Ward Cunningham, the creator of the wiki, coined the term “technical debt” to describe a common problem in the world of software. Decisions made in haste at the beginning of a project lead to a cascade of issues further down the line. I like to think of the three‐step layered approach as a kind of “technical credit.” Taking the time to provide core functionality at the beginning gives you the freedom to go wild with experimentation from then on.

Some people have misunderstood progressive enhancement to mean foregoing the latest and greatest browser technologies, but in fact the opposite is true. Taking a layered approach to building on the web gives you permission to try cutting‐edge JavaScript APIs, regardless of how many or how few browsers currently implement them.

We’ve looked at some examples of applying the three‐step approach to a few products and services—news, social networking, photo sharing, and word processing. You can apply this approach to many more services: making and updating items in a to‐do list, managing calendar appointments, looking up directions, making reservations at nearby restaurants. Each one can be built with the same process:

Identify core functionality.
Make that functionality available using the simplest possible technology.
Enhance!

This approach works at different scales. It doesn’t just work at the highest level of the service; it can also be applied at the level of individual URLs within.

Ask “what is the core functionality of this URL?”, make that functionality available using the simplest possible technology, and then enhance from there. This can really clarify which content is most important, something that’s important in a mobile‐first responsive workflow. Once you’ve established that, make sure that content is sent from the server as HTML (the simplest possible technology). Then, using conditional loading, you could decide to make Ajax requests for supporting content if the screen real‐estate is available. For the URL of an individual news story, the story itself would be sent in the initial response, but related stories or comments could be pushed from the server only as needed (although you can still provide links to the related stories and comments for everyone).

We can go deeper.

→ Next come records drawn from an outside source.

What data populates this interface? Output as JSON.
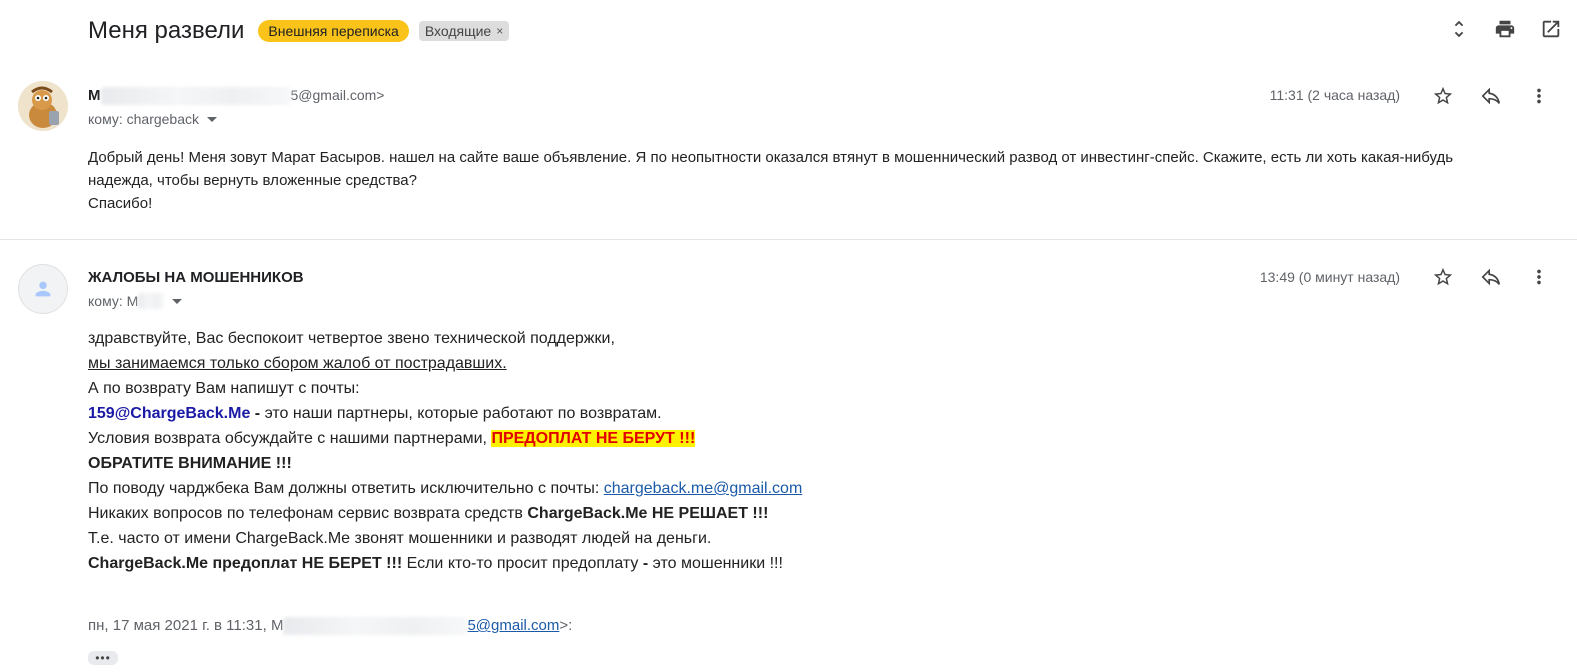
{
  "header": {
    "subject": "Меня развели",
    "labels": {
      "external": "Внешняя переписка",
      "inbox": "Входящие",
      "inbox_remove": "×"
    }
  },
  "messages": [
    {
      "sender_initial": "M",
      "sender_email_tail": "5@gmail.com>",
      "to_line": "кому: chargeback",
      "time": "11:31 (2 часа назад)",
      "body": [
        "Добрый день! Меня зовут Марат Басыров. нашел на сайте ваше объявление. Я по неопытности оказался втянут в мошеннический развод от инвестинг-спейс. Скажите, есть ли хоть какая-нибудь надежда, чтобы вернуть вложенные средства?",
        "Спасибо!"
      ]
    },
    {
      "sender": "ЖАЛОБЫ НА МОШЕННИКОВ",
      "to_line": "кому: М",
      "time": "13:49 (0 минут назад)",
      "body": {
        "l1": "здравствуйте, Вас беспокоит четвертое звено технической поддержки,",
        "l2": "мы занимаемся только сбором жалоб от пострадавших.",
        "l3": "А по возврату Вам напишут с почты:",
        "l4_email": "159@ChargeBack.Me",
        "l4_dash": " - ",
        "l4_rest": "это наши партнеры, которые работают по возвратам.",
        "l5_text": "Условия возврата обсуждайте с нашими партнерами, ",
        "l5_highlight": "ПРЕДОПЛАТ НЕ БЕРУТ !!!",
        "l6": "ОБРАТИТЕ ВНИМАНИЕ !!!",
        "l7_text": "По поводу чарджбека Вам должны ответить исключительно с почты: ",
        "l7_link": "chargeback.me@gmail.com",
        "l8_text": "Никаких вопросов по телефонам сервис возврата средств ",
        "l8_bold": "ChargeBack.Me НЕ РЕШАЕТ !!!",
        "l9": "Т.е. часто от имени ChargeBack.Me звонят мошенники и разводят людей на деньги.",
        "l10_bold": "ChargeBack.Me предоплат НЕ БЕРЕТ !!!",
        "l10_text": " Если кто-то просит предоплату ",
        "l10_dash": "-",
        "l10_rest": " это мошенники !!!"
      },
      "quote": {
        "prefix": "пн, 17 мая 2021 г. в 11:31, М",
        "email_tail": "5@gmail.com",
        "suffix": ">:"
      },
      "ellipsis": "•••"
    }
  ],
  "icons": {
    "top": [
      "expand-collapse-icon",
      "print-icon",
      "open-in-new-window-icon"
    ],
    "message": [
      "star-icon",
      "reply-icon",
      "more-vert-icon"
    ]
  },
  "colors": {
    "external_label": "#f9c319",
    "highlight_bg": "#fff200",
    "highlight_text": "#e00000",
    "link": "#1a5aa8",
    "email_link": "#1a1aa6"
  }
}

We can apply the three‐step process at the scale of individual components within a page. “What is the core functionality of this component? How can I make that functionality available using the simplest possible technology? Now how can I enhance it?”

A component might be designed to be an all‐singing all‐dancing interactive map. With x‐ray goggles, the core functionality reveals itself to be something much simpler: showing a location. Provide the address of that location in text: the simplest possible technology. Now you can enhance.

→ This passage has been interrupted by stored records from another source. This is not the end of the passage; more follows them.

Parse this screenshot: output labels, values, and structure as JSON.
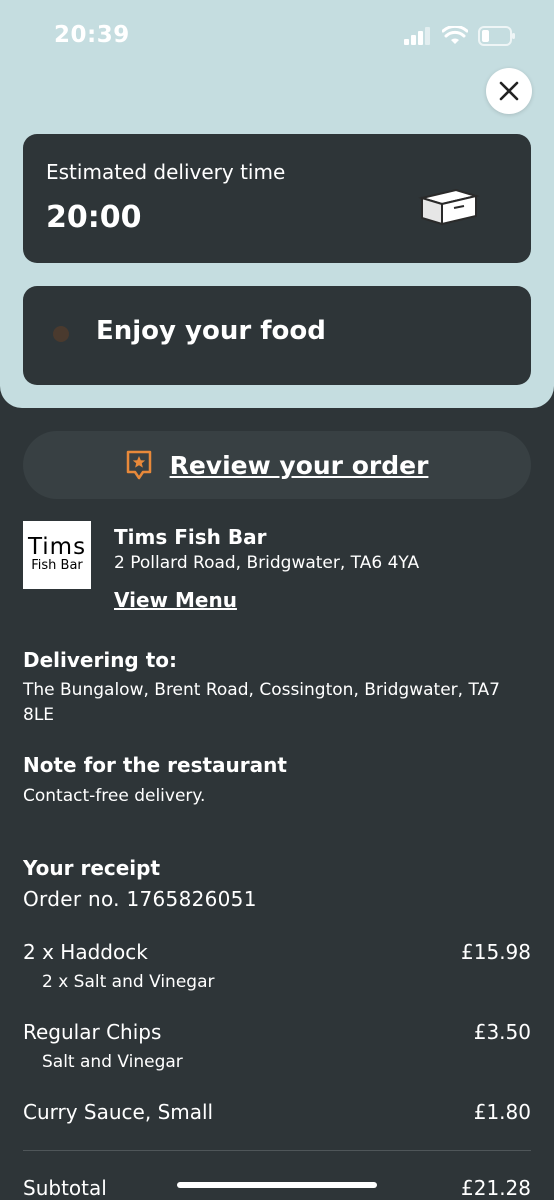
{
  "status_bar": {
    "time": "20:39"
  },
  "delivery": {
    "label": "Estimated delivery time",
    "time": "20:00"
  },
  "status_message": "Enjoy your food",
  "review": {
    "label": "Review your order"
  },
  "restaurant": {
    "logo_line1": "Tims",
    "logo_line2": "Fish Bar",
    "name": "Tims Fish Bar",
    "address": "2 Pollard Road, Bridgwater, TA6 4YA",
    "view_menu": "View Menu"
  },
  "delivering_to": {
    "title": "Delivering to:",
    "address": "The Bungalow, Brent Road, Cossington, Bridgwater, TA7 8LE"
  },
  "note": {
    "title": "Note for the restaurant",
    "text": "Contact-free delivery."
  },
  "receipt": {
    "title": "Your receipt",
    "order_no": "Order no.  1765826051",
    "items": [
      {
        "name": "2 x Haddock",
        "option": "2 x Salt and Vinegar",
        "price": "£15.98"
      },
      {
        "name": "Regular Chips",
        "option": "Salt and Vinegar",
        "price": "£3.50"
      },
      {
        "name": "Curry Sauce, Small",
        "option": "",
        "price": "£1.80"
      }
    ],
    "subtotal_label": "Subtotal",
    "subtotal_value": "£21.28"
  },
  "colors": {
    "top_panel": "#c5dde0",
    "card": "#2e3538",
    "accent": "#e8893a"
  },
  "icons": {
    "close": "close-icon",
    "review": "star-badge-icon",
    "box": "box-icon"
  }
}
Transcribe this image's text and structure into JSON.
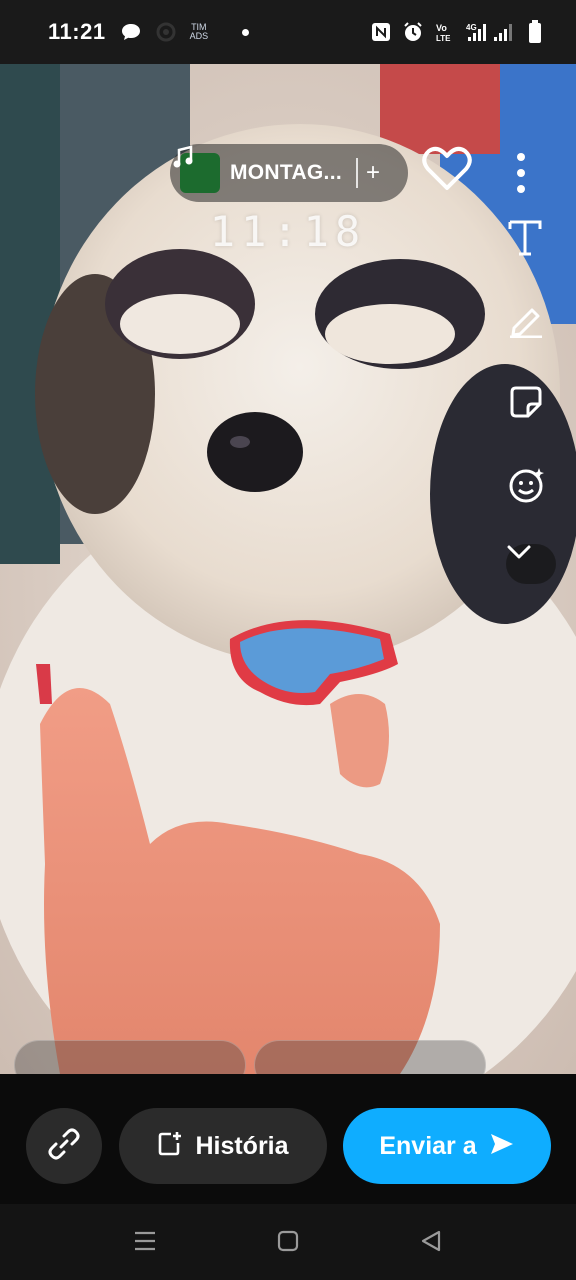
{
  "status_bar": {
    "time": "11:21",
    "carrier_line1": "TIM",
    "carrier_line2": "ADS",
    "network_type": "4G",
    "icons": [
      "chat-bubble-icon",
      "app-icon",
      "nfc-icon",
      "alarm-icon",
      "volte-icon",
      "signal-icon",
      "battery-icon"
    ]
  },
  "photo_overlay": {
    "music_title": "MONTAG...",
    "music_add": "+",
    "clock_sticker": "11:18",
    "tools": [
      "heart-icon",
      "more-icon",
      "text-icon",
      "pencil-icon",
      "sticker-icon",
      "emoji-icon",
      "chevron-down-icon"
    ]
  },
  "actions": {
    "link_icon": "link-icon",
    "story_label": "História",
    "send_label": "Enviar a"
  },
  "colors": {
    "send_button": "#0fadff",
    "action_bar": "#0b0b0b",
    "button_dark": "#2b2b2b"
  },
  "nav_bar": {
    "icons": [
      "menu-icon",
      "home-icon",
      "back-icon"
    ]
  }
}
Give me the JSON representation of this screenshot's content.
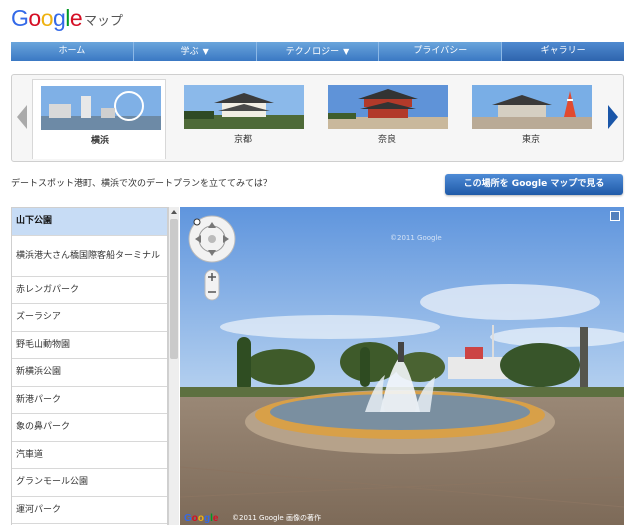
{
  "header": {
    "logo_letters": [
      {
        "ch": "G",
        "color": "#3369e8"
      },
      {
        "ch": "o",
        "color": "#d50f25"
      },
      {
        "ch": "o",
        "color": "#eeb211"
      },
      {
        "ch": "g",
        "color": "#3369e8"
      },
      {
        "ch": "l",
        "color": "#009925"
      },
      {
        "ch": "e",
        "color": "#d50f25"
      }
    ],
    "subtitle": "マップ"
  },
  "nav": {
    "items": [
      {
        "label": "ホーム",
        "has_caret": false
      },
      {
        "label": "学ぶ",
        "has_caret": true
      },
      {
        "label": "テクノロジー",
        "has_caret": true
      },
      {
        "label": "プライバシー",
        "has_caret": false
      },
      {
        "label": "ギャラリー",
        "has_caret": false
      }
    ],
    "caret_glyph": "▼"
  },
  "gallery": {
    "items": [
      {
        "caption": "横浜",
        "selected": true,
        "icon": "yokohama-thumbnail"
      },
      {
        "caption": "京都",
        "selected": false,
        "icon": "kyoto-thumbnail"
      },
      {
        "caption": "奈良",
        "selected": false,
        "icon": "nara-thumbnail"
      },
      {
        "caption": "東京",
        "selected": false,
        "icon": "tokyo-thumbnail"
      }
    ],
    "arrow_color_left": "#aaaaaa",
    "arrow_color_right": "#1a56a8"
  },
  "description": "デートスポット港町、横浜で次のデートプランを立ててみては？",
  "cta_label": "この場所を Google マップで見る",
  "places": [
    "山下公園",
    "横浜港大さん橋国際客船ターミナル",
    "赤レンガパーク",
    "ズーラシア",
    "野毛山動物園",
    "新横浜公園",
    "新港パーク",
    "象の鼻パーク",
    "汽車道",
    "グランモール公園",
    "運河パーク"
  ],
  "active_place_index": 0,
  "streetview": {
    "footer_logo": "Google",
    "footer_text": "©2011 Google    画像の著作",
    "watermark": "©2011 Google"
  }
}
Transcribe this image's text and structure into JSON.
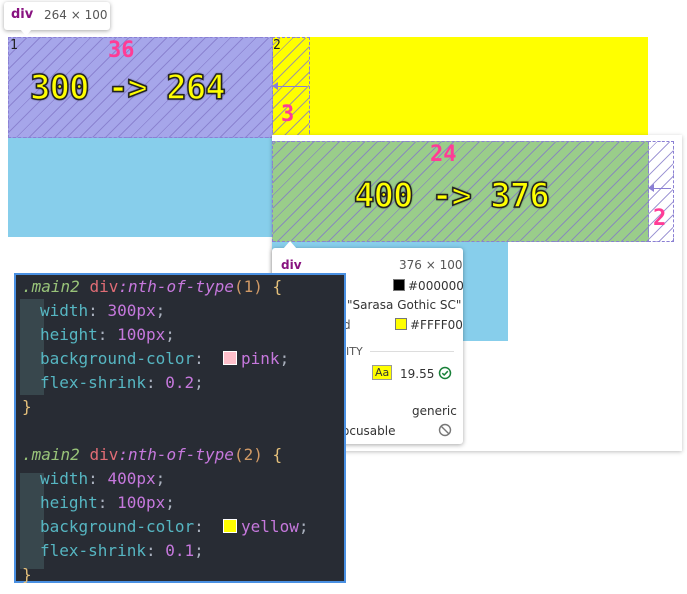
{
  "tooltip": {
    "tag": "div",
    "size": "264 × 100"
  },
  "box1": {
    "label": "300 -> 264",
    "shrink_amount": "36",
    "index": "1"
  },
  "gap1": {
    "index": "2",
    "value": "3"
  },
  "box2": {
    "label": "400 -> 376",
    "shrink_amount": "24"
  },
  "gap2": {
    "value": "2"
  },
  "inspect": {
    "tag": "div",
    "size": "376 × 100",
    "color_value": "#000000",
    "font_value": "\"Sarasa Gothic SC\"",
    "bg_label_partial": "d",
    "bg_value": "#FFFF00",
    "section_partial": "ITY",
    "contrast_badge": "Aa",
    "contrast_value": "19.55",
    "role_value": "generic",
    "focus_partial": "ocusable"
  },
  "code": {
    "rule1": {
      "selector": ".main2",
      "element": "div",
      "pseudo": ":nth-of-type",
      "arg": "1",
      "width_prop": "width",
      "width_num": "300",
      "width_unit": "px",
      "height_prop": "height",
      "height_num": "100",
      "height_unit": "px",
      "bg_prop": "background-color",
      "bg_value": "pink",
      "shrink_prop": "flex-shrink",
      "shrink_value": "0.2"
    },
    "rule2": {
      "selector": ".main2",
      "element": "div",
      "pseudo": ":nth-of-type",
      "arg": "2",
      "width_prop": "width",
      "width_num": "400",
      "width_unit": "px",
      "height_prop": "height",
      "height_num": "100",
      "height_unit": "px",
      "bg_prop": "background-color",
      "bg_value": "yellow",
      "shrink_prop": "flex-shrink",
      "shrink_value": "0.1"
    }
  },
  "colors": {
    "pink": "#ffc0cb",
    "yellow": "#ffff00",
    "skyblue": "#87ceeb"
  }
}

It’s worth remembering that enhancements can be provided on a sliding scale. The first enhancement for a text address might be to provide a static image. The next level up from that would be to swap out the static image with an interactive Ajax‐powered slippy map. If a browser supports the geolocation API, you could show the distance to the location. Layer on some animations and transitions to help convey the directions better.

Site navigation is another discrete component that lends itself well to a sliding scale of enhancements. The core functionality of navigation is to provide links to resources. The simplest—and still the best—technology to enable that is the humble hyperlink. A list of links should do the trick. With that in place, you are now free to enhance it into something really compelling. Off‐canvas navigation, progressive disclosure, sliding, swiping, fading, expanding …the sky’s the limit.

Because enhancements can be layered on according to the capabilities of each browser, it quickly becomes clear that this approach doesn’t simply reduce down to having two versions of everything (the basic version and the enhanced version). Instead the service, the URLs, and the components you are designing could be experienced in any number of ways. And that’s okay.

Websites do not need to look exactly the same in every browser.